Another feature has become clearer. Traditional coalition building imposes costs beyond the diplomatic. When assembling a broad alliance, one must negotiate terms, timelines, and rules of engagement. Targets sense the gathering storm months in advance. They harden facilities. They disperse assets. They entrench. Moreover, coalition warfare often requires conforming to the most restrictive partner. The mission expands to maintain political unity. The result is delay and dilution.

By contrast, Trump has often acted with a narrower circle. In Epic Fury, coordination with Israel was close and operationally meaningful. But broader European participation was absent. The U.K. declined to allow use of bases in Diego Garcia or on its territory. The US instead secured access to Greek airfields. This mattered. It revealed both the limits of certain traditional alliances and the flexibility of others. It also underscored a strategic fact. The U.S. does not require large European formations to achieve its objectives. What it sometimes requires are staging points and regional intelligence. The difference is not trivial.

Some will object that unilateral or near-unilateral action erodes legitimacy. But legitimacy is not identical with committee approval. The legitimacy of force depends on its justification and its proportionality. If a regime accelerates missile production by 100X and threatens an ally with a saturation attack, preemptive degradation can be morally defensible. If a nuclear program advances toward weaponization, a strike aimed at delay can be justified under traditional doctrines of anticipatory self-defense. These are not exotic claims. They are embedded in longstanding strategic thought.

There is also a deterrent dimension. When adversaries believe that the U.S. must first convene a conference before acting, they gain temporal advantage. When they see that the president is willing to act swiftly, without months of public deliberation, the strategic environment shifts. Deterrence relies on credibility. Credibility rests on demonstrated willingness.

To say this is not to endorse perpetual conflict. On the contrary, it is to refine the meaning of America First. America First does not entail passivity. It entails prioritization. We should never again place American lives at risk in order to install our preferred model of governance abroad. We should not deploy troops to conduct seminars in constitutional design. We should not confuse humanitarian aspiration with strategic necessity. But we should be willing to use force to protect ourselves and our allies when concrete threats emerge.

The contrast with Europe is instructive.

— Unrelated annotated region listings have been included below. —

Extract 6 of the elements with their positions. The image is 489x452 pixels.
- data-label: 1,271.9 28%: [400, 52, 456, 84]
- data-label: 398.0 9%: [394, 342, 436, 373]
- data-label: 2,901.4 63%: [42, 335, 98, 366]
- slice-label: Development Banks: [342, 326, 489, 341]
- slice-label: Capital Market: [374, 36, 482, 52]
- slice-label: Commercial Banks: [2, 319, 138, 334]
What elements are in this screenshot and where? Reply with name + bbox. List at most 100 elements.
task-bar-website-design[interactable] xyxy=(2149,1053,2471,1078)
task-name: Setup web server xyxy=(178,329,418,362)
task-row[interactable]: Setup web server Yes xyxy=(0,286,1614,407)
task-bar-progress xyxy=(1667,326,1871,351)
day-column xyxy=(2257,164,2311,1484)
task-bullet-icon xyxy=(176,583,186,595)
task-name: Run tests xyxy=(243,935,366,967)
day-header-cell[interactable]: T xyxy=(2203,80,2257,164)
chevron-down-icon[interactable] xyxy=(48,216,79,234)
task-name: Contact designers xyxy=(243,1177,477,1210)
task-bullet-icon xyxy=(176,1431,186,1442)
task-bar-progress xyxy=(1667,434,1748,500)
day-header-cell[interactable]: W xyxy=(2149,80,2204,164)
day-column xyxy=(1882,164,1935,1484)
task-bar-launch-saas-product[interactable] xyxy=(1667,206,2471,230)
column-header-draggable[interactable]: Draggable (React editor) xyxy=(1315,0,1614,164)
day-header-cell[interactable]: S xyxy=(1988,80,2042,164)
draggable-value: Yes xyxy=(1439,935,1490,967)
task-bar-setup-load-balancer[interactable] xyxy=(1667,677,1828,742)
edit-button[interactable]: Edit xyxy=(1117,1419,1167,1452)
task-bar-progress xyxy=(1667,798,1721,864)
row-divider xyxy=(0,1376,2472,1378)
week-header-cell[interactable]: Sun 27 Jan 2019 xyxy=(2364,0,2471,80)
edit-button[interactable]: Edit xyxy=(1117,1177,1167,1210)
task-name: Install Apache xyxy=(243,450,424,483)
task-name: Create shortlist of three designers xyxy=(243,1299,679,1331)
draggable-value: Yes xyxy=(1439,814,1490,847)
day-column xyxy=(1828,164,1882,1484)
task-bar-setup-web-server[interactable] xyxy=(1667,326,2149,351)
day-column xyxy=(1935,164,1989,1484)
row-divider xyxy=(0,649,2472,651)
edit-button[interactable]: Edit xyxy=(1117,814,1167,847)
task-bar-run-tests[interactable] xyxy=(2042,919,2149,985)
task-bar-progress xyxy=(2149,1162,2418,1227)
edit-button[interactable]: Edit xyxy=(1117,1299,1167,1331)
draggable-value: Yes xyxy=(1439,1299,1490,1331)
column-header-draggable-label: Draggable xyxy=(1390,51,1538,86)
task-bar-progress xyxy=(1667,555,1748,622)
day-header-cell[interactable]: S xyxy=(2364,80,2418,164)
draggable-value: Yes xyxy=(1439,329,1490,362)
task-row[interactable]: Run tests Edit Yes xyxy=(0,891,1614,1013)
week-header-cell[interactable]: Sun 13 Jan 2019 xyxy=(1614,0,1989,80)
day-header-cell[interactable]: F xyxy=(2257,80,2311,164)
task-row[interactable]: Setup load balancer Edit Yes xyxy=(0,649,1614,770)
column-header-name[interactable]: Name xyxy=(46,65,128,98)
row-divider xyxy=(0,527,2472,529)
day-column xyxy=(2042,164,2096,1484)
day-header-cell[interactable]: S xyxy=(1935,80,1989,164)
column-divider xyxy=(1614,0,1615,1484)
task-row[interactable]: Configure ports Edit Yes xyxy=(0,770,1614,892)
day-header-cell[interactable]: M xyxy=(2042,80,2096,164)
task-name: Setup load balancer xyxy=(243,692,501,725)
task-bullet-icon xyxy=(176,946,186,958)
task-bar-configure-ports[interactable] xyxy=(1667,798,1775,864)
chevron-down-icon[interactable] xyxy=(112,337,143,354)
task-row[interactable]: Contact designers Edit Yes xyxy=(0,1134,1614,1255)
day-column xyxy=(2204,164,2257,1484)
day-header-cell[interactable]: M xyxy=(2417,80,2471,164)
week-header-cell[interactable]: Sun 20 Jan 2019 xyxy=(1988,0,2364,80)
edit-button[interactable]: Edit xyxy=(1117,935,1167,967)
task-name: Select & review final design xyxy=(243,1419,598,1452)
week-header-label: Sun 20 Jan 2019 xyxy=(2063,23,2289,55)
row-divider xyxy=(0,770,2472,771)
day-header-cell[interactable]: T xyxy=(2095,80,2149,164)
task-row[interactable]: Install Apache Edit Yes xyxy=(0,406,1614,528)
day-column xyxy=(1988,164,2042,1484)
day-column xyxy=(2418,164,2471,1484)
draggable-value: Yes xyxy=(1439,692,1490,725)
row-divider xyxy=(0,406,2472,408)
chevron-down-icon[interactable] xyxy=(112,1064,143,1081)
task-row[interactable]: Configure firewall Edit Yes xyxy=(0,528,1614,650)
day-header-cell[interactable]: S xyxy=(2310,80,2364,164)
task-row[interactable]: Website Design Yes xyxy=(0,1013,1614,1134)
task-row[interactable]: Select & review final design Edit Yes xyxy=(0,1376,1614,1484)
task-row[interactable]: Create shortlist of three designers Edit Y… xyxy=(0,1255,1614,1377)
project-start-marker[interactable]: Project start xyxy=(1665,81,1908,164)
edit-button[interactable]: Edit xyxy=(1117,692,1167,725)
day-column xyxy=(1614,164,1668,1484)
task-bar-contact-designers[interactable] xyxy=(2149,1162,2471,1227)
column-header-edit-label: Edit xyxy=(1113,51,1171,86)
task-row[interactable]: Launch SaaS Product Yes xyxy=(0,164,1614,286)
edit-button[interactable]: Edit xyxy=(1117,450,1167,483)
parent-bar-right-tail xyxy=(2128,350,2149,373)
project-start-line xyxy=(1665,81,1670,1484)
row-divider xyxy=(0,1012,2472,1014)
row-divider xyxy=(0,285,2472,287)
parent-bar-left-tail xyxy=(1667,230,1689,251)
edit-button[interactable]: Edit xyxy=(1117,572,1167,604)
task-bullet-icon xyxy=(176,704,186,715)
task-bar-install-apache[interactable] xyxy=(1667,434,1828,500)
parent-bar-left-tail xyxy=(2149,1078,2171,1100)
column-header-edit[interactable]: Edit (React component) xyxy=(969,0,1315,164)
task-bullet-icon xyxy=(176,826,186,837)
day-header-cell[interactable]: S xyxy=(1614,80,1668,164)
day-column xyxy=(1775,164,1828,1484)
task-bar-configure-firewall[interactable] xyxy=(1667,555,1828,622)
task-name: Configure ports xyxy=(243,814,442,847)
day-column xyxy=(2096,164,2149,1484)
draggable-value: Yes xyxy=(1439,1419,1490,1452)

As the EU continues to debate Operation Absolute Resolve months after it ended, and as it prepares to deliberate Epic Fury, the U.S. has already acted. European institutions often move slowly by design. Consensus is prized. But in matters of acute security, delay can be dangerous. While others deliberate, capabilities evolve. Trump has signaled that the U.S. will not be paralyzed by extended consultations when core interests are at stake.

This posture will shape enemy calculations. Regimes that previously relied on the inertia of coalition politics must now account for rapid U.S. action. They must weigh the risk that infrastructure built over decades could be neutralized in hours. They must consider that missile stockpiles can become liabilities rather than assets. In strategic theory, uncertainty about response can deter aggression more effectively than predictable proceduralism.

I began as a young Marine frustrated that Saddam remained in power. I then became an advocate of regime change. I later grew disillusioned with democracy building. Today I find myself adjusting again. The lesson is not that war is good. It is that force, when disciplined by limited aims and swift execution, need not become war in the old sense. It can remain an instrument rather than an identity.

Trump’s second term has forced many of us to rethink settled categories. The choice is not between endless occupation and isolation. There exists a middle path, one that rejects color revolutions and bureaucratic nation building while affirming decisive action against tangible threats. Whether this model will endure remains to be seen. But it has already demonstrated that American power can be applied without recreating the quagmires of the past.